He perdido suficientes conexiones para que Clara sospeche que forman parte de un plan: “Tanta mala suerte no es normal”. Frankfurt cerrado por nieve, Barajas por huelga. He tenido que dormir en hoteles donde sientes que desperdicias una oportunidad de suicidarte. Del atractivo orden provisional del aeropuerto pasas a la sordidez de lo que no debe durar. Una cama alquilada en un sitio donde nadie espera volver a verte.
Clara sólo tiene razón en parte: mi mala suerte es nor mal, pero no es tan mala. Una vez perdí el avión en Heathrow, bajo un cielo rosáceo. El hotel accidental resultó agradable. Los jumbos recorrían las pistas a la distancia, como ballenas de sombra, y en el lobby me encontré a Nancy. También ella había perdido su vuelo. Trabajamos en ciudades lejanas para la misma compañía.

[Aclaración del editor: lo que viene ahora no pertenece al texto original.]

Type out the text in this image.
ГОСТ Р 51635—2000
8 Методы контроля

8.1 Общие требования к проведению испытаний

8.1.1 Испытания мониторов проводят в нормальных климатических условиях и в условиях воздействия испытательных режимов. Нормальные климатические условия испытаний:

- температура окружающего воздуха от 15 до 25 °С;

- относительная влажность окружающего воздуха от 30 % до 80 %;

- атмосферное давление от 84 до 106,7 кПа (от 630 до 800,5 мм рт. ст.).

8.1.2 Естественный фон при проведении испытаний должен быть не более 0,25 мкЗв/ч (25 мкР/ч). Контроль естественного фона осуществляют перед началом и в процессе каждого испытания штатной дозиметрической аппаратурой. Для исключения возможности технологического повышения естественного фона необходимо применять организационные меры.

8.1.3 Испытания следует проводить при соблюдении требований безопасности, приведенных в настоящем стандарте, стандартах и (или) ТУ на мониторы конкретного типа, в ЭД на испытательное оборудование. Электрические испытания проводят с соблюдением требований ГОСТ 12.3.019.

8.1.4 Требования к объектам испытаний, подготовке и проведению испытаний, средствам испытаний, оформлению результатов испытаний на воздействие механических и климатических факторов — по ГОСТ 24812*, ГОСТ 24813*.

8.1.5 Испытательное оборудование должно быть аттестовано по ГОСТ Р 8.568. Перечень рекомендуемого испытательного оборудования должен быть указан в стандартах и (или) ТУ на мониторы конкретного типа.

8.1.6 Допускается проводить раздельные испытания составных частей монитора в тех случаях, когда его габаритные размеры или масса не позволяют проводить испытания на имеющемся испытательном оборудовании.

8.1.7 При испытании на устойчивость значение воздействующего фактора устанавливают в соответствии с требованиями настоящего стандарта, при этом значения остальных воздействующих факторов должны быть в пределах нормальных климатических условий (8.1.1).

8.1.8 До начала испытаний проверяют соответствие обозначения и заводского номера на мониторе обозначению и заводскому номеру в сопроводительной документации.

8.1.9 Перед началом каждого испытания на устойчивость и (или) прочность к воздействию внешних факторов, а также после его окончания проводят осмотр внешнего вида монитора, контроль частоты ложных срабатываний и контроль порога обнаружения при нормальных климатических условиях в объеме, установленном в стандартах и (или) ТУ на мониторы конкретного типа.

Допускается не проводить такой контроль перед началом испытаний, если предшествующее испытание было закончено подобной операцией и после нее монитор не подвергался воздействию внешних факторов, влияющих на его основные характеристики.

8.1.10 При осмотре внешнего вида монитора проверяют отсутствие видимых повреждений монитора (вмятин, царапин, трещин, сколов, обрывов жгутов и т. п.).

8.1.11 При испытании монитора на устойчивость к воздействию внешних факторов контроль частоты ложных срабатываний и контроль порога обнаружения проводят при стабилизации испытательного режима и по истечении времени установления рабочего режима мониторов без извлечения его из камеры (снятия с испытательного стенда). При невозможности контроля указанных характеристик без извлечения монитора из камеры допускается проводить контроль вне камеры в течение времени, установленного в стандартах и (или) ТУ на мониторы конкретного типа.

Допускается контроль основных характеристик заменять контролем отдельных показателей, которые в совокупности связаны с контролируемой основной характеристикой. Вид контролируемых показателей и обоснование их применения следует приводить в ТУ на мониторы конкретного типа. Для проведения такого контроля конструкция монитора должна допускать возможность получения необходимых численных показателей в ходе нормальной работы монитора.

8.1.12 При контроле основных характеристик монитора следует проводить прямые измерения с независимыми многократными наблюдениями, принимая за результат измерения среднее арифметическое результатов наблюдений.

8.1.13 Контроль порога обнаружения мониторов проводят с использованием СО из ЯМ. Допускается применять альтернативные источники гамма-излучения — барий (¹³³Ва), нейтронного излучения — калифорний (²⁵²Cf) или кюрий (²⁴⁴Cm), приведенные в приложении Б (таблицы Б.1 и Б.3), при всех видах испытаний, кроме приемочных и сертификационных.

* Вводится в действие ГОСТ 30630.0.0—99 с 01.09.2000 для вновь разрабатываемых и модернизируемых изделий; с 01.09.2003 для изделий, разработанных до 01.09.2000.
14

Cenamos en un pub donde transmitían un partido del Chelsea. A ninguno de los dos nos gusta el futbol, pero vimos el juego con extraña intensidad. Vivíamos horas prestadas. Nancy tiene un extraordinario pelo rubio que parece lavar con el agua que promovemos. Siempre me ha gustado, pero sólo entonces, en ese tiempo fuera del tiempo, me pareció lógico tomar su mano y juguetear con su anillo de casada.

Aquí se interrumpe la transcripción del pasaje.